Ex manager di Huawei, colosso delle telecomunicazioni cinesi, tra le prime realtà di Pechino a scoprire l'Italia, Marco ha seguito la sua vocazione: occuparsi dei connazionali in Italia.
È tra i promotori di Associna, l'associazione che si occupa di dar voce alla comunità cinese nel nostro paese e alle seconde generazioni di immigrati. Dirige Its China, periodico che si autodefinisce di affari economia cultura e società cinesi, con sede a Prato.
In che direzione si stanno muovendo le Chinatown? «C'è movimento, le nostre comunità sono, per natura, molto mobili – dice Wong – però sul versante economico quella romana è senz'altro più ampia per giro di affari, anche se non è detto che si tratti di quella più influente, anche perché è meno antica di quella milanese».

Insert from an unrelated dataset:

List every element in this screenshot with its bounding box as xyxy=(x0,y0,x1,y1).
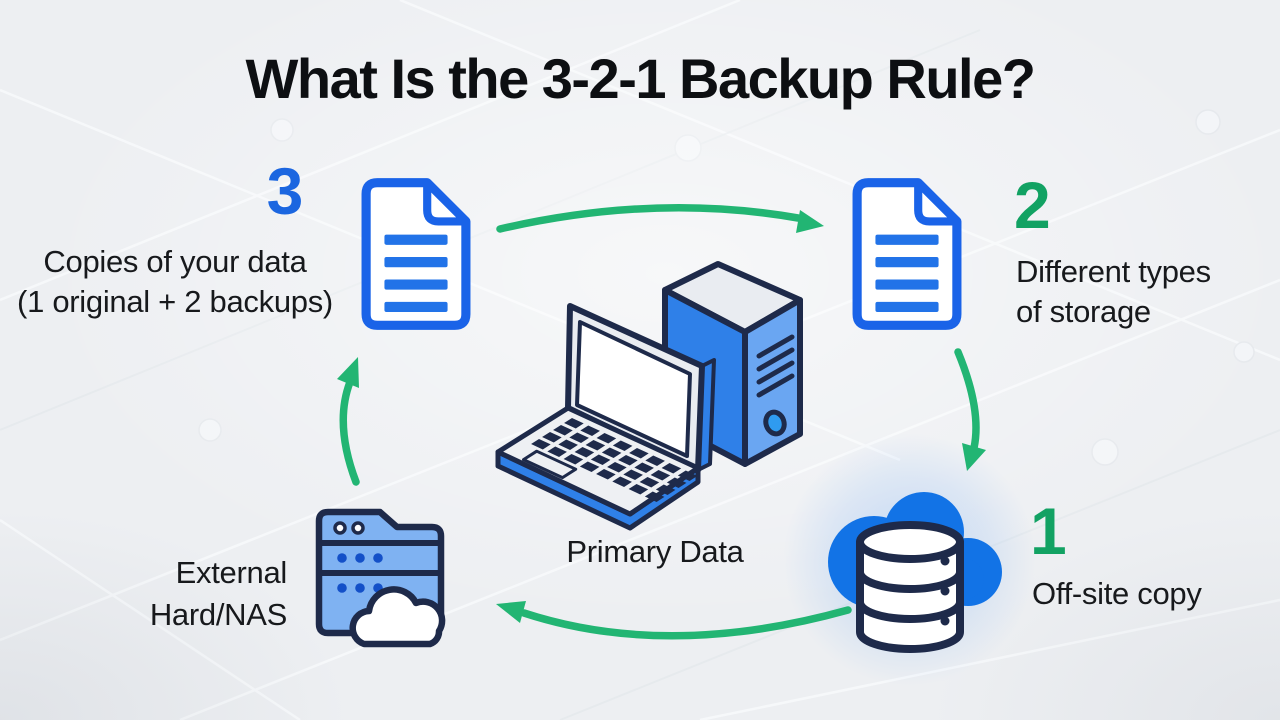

Molte risorse dalla capitale stanno per essere dirottate a Sud, secondo Marco Wang il vero motivo sta nella saturazione del mercato. «Bisogna partire dalla mentalità cinese. Se un business non va, si cerca subito di farlo andare, magari da qualche altra parte. Ha presente – chiede – quella catena di negozi "Tutto a mille lire"? Ebbene, a Roma il mercato sembra ormai essersi saturato. Per questo motivo la maggior parte di questa attività sembra transitare altrove». Certo non paiono prodotti di alto livello, quindi non si ha neanche l'impressione che si tratti di un giro d'affari imponente. «Dipende. Esiste una filiera – precisa – per cui c'è chi importa direttamente dalla Cina e di norma arriva su Roma e tutti gli altri che si ritrovano ad acquistare questi materiali di poco valore aggiunto da chi ha in mano le chiavi dell'import-export. Per cercare nuovi margini bisogna andare a cercare nuove nicchie».
Questo spiega anche la nascita di nuovi punti di "controllo" dei flussi? «Direi di sì. C'è l'esigenza di creare nuovi assi di smercio, senza troppi intermediari. In tal senso il Sud sembra essere la prossima meta obbligata».